RAG-R1: Incentivizing the Search and Reasoning Capabilities of LLMs through Multi-query Parallelism
Zhiwen Tan, Jiaming Huang, Qintong Wu, Hongxuan Zhang, Chenyi Zhuang, Jinjie Gu
TL;DR
RAG-R1 tackles the brittleness and latency of traditional single-query retrieval in retrieval-augmented reasoning by introducing a two-stage training framework that enables adaptive use of internal and external knowledge and by replacing serial, single-query retrieval with multi-query parallelism. The approach combines Format Learning Supervised Fine-Tuning to instill think-then-search behavior with Retrieval-Augmented Reinforcement Learning to optimize reasoning and retrieval in a reward-driven setting, including a masked loss for retrieved content and a rule-based Exact Match reward. Empirical results across seven open-domain QA benchmarks show state-of-the-art performance, with multi-query parallelism delivering notable gains in accuracy (up to 13.7% over the strongest baseline) and reductions in inference time (up to 11.1%), along with strong generalization to out-of-domain data and online search. Overall, RAG-R1 offers a scalable, robust framework for integrating reasoning and retrieval in LLMs, with practical implications for latency-sensitive applications and dynamic information environments.
Abstract
Large Language Models (LLMs), despite their remarkable capabilities, are prone to generating hallucinated or outdated content due to their static internal knowledge.
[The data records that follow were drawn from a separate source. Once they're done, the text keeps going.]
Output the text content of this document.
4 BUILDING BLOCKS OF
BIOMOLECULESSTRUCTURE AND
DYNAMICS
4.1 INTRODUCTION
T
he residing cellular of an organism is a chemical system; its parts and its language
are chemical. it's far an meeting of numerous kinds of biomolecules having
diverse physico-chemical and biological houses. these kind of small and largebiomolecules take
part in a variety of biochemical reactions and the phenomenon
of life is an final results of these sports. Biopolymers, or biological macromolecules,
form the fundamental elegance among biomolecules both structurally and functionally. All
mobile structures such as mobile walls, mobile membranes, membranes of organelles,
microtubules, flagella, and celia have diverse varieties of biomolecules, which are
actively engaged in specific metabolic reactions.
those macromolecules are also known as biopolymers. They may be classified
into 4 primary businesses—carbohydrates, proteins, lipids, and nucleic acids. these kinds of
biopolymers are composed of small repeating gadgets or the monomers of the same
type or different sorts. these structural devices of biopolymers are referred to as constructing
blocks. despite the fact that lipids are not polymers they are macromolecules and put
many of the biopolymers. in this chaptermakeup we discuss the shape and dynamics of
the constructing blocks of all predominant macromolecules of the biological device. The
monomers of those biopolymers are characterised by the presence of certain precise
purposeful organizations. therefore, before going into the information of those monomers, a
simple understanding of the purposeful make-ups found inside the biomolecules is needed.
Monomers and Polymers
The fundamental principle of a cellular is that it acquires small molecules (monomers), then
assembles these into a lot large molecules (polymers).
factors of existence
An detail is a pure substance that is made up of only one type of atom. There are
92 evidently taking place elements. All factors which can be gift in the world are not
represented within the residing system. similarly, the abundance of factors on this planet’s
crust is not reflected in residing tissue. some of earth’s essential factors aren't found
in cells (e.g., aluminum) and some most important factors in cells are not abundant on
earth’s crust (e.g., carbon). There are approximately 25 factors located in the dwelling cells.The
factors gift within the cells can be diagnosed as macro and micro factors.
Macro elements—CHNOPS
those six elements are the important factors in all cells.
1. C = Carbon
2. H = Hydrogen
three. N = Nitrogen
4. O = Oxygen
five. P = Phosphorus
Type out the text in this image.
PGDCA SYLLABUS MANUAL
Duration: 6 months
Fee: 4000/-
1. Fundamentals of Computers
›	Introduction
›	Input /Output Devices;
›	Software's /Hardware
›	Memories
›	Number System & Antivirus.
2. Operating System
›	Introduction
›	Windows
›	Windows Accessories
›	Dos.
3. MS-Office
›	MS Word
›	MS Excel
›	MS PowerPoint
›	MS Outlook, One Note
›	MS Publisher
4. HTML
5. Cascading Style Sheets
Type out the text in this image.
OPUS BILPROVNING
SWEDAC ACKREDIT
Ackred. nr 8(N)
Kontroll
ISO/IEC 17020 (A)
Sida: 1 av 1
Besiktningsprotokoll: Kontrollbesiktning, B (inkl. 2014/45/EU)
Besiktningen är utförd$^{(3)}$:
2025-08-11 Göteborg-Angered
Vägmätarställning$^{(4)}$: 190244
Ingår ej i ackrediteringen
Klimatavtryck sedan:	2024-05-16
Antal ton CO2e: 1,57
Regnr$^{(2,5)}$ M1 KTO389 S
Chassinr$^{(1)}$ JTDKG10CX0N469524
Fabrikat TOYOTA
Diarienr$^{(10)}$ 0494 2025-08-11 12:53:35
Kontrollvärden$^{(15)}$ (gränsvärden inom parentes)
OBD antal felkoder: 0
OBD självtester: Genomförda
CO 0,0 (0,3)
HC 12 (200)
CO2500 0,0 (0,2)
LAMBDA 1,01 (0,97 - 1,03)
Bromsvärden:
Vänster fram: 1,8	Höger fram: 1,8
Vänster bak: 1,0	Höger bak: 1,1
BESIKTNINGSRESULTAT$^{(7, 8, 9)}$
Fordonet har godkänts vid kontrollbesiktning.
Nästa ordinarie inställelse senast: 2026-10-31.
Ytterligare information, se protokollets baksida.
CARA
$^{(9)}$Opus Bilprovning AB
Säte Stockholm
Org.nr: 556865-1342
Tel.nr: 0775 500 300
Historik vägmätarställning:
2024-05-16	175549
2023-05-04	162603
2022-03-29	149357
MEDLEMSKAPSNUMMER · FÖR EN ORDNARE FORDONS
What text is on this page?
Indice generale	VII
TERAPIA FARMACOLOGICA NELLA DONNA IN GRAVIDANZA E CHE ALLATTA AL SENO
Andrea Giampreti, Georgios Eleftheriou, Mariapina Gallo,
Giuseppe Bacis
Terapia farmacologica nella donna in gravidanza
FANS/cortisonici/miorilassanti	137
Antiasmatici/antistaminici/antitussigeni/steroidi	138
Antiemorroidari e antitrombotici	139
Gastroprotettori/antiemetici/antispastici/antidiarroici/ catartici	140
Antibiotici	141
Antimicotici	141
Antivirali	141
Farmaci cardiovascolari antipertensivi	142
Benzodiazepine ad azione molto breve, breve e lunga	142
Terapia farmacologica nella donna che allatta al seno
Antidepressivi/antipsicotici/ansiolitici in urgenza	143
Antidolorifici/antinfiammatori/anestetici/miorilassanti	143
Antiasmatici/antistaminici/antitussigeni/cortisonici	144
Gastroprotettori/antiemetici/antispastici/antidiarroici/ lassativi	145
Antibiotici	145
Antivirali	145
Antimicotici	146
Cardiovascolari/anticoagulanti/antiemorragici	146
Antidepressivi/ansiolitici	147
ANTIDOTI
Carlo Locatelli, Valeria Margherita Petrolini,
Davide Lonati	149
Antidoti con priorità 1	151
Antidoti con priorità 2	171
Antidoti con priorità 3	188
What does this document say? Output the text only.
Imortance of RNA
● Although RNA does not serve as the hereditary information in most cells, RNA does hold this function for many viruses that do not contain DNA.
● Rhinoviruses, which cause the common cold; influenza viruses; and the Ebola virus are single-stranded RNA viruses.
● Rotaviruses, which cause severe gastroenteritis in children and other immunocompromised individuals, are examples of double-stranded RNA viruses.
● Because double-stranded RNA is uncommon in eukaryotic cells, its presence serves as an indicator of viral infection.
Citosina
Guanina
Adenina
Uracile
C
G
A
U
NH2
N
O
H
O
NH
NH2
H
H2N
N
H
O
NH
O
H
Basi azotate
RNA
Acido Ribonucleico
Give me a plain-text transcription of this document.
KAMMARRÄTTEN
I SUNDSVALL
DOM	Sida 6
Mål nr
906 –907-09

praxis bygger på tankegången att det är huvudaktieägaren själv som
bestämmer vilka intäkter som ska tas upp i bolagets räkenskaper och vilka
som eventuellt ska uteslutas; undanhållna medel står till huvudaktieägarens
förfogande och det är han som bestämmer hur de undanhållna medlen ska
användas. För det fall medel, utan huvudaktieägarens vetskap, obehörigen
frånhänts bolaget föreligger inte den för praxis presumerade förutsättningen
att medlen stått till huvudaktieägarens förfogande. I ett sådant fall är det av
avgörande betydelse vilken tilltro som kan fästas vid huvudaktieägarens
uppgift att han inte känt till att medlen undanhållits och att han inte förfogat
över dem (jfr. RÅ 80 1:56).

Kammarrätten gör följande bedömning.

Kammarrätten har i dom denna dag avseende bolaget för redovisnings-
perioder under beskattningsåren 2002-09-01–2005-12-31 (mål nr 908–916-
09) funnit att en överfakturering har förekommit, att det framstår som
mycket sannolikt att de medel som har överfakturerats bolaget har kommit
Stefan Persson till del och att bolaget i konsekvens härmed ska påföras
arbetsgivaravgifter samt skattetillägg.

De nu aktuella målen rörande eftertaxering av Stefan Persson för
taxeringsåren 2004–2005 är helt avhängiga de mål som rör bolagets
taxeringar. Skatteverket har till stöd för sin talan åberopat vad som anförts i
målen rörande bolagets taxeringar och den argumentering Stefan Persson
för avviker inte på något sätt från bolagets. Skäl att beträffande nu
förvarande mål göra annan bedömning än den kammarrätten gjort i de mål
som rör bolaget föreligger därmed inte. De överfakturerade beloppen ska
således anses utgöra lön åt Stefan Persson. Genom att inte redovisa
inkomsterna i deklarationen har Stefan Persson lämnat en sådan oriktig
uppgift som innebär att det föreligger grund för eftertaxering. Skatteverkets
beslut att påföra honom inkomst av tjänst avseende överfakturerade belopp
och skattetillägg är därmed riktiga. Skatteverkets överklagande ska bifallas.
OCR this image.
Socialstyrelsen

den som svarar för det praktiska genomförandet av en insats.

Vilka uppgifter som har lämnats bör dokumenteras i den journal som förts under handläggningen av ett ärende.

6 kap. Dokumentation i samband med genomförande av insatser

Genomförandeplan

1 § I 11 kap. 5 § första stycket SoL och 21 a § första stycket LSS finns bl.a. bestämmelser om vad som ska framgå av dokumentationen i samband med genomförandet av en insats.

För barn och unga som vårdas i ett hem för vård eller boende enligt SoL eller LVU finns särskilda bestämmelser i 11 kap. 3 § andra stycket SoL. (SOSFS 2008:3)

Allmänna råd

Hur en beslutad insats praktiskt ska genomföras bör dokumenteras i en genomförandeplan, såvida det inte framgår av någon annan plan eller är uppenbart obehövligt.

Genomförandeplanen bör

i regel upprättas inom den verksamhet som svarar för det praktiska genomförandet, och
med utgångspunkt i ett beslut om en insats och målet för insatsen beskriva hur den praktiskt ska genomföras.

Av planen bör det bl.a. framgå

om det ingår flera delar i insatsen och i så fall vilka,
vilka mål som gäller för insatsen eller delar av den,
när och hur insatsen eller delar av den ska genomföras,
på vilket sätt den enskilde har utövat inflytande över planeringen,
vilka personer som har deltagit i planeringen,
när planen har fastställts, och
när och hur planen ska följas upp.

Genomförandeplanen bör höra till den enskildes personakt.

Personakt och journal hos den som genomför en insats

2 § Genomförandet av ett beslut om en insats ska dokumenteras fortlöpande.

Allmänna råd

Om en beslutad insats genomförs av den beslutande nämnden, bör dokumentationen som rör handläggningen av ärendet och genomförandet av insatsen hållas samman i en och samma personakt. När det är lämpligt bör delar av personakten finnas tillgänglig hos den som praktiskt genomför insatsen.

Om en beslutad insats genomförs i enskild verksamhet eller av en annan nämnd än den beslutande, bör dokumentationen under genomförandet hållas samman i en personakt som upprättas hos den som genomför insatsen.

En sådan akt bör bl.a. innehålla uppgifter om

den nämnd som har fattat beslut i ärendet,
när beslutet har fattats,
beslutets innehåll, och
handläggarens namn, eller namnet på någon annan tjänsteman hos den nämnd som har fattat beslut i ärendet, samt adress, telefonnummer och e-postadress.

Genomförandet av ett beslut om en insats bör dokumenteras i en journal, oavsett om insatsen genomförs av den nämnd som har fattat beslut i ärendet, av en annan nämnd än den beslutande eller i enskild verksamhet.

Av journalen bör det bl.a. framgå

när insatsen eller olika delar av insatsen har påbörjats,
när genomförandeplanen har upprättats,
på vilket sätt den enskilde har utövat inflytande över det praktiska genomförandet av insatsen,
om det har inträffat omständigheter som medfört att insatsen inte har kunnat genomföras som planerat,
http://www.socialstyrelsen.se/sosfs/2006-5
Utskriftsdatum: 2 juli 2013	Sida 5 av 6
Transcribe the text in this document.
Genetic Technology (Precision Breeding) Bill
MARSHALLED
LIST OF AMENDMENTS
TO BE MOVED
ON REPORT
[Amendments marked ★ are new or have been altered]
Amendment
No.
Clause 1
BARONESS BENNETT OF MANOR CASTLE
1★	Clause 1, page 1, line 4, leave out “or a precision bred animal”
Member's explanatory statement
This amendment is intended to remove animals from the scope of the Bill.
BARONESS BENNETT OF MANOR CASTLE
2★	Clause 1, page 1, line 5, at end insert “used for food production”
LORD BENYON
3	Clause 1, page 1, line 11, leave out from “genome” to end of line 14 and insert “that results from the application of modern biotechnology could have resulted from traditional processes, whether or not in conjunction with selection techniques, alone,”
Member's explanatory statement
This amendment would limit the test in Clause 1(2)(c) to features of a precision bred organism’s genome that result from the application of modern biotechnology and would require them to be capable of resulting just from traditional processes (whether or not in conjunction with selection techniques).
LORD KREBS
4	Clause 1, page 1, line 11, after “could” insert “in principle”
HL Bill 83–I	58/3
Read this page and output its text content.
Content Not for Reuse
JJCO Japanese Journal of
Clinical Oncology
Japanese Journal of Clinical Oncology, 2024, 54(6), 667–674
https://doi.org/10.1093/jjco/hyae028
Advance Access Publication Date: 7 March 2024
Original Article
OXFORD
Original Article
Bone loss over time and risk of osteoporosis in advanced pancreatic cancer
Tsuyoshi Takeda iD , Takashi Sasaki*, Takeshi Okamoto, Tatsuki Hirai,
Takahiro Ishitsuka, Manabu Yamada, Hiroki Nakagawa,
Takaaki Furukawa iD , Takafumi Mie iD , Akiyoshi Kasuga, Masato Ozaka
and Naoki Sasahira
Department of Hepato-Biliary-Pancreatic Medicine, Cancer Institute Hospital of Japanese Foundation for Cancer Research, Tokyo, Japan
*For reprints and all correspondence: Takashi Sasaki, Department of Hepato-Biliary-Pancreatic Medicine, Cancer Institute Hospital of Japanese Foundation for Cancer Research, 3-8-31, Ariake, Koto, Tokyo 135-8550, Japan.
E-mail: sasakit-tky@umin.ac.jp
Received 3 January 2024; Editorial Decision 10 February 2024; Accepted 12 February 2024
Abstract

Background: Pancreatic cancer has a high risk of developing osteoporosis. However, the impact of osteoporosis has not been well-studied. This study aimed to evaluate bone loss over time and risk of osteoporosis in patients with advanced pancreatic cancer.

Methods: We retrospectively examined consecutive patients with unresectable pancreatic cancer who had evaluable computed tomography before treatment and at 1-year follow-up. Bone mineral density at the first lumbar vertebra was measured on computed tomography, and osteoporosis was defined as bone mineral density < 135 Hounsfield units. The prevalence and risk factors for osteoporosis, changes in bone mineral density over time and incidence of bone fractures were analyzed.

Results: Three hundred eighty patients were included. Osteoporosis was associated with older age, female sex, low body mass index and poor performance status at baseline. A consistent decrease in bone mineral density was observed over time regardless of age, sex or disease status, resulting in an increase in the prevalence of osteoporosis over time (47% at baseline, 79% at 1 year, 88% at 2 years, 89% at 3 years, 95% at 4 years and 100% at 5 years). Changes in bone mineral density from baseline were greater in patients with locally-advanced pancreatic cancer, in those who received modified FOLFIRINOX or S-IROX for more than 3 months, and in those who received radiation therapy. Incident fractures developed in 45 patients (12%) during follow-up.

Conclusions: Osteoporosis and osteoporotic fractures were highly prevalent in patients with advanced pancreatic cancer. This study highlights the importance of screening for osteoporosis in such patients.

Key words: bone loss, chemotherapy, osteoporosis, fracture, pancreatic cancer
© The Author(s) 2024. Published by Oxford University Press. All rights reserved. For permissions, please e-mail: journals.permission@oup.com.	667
While Retrieval-Augmented Generation (RAG) integrated with Reinforcement Learning (RL) offers a solution, these methods are fundamentally constrained by a single-query mode, leading to prohibitive latency and inherent brittleness. To overcome these limitations, we introduce RAG-R1, a novel two-stage training framework centered around multi-query parallelism. Our framework enables LLMs to adaptively leverage internal and external knowledge during the reasoning process while transitioning from the single-query mode to multi-query parallelism. This architectural shift bolsters reasoning robustness while significantly reducing inference latency. Extensive experiments on seven question-answering benchmarks confirm the superiority of our method, which outperforms the strongest baseline by up to 13.7% and decreases inference time by 11.1%.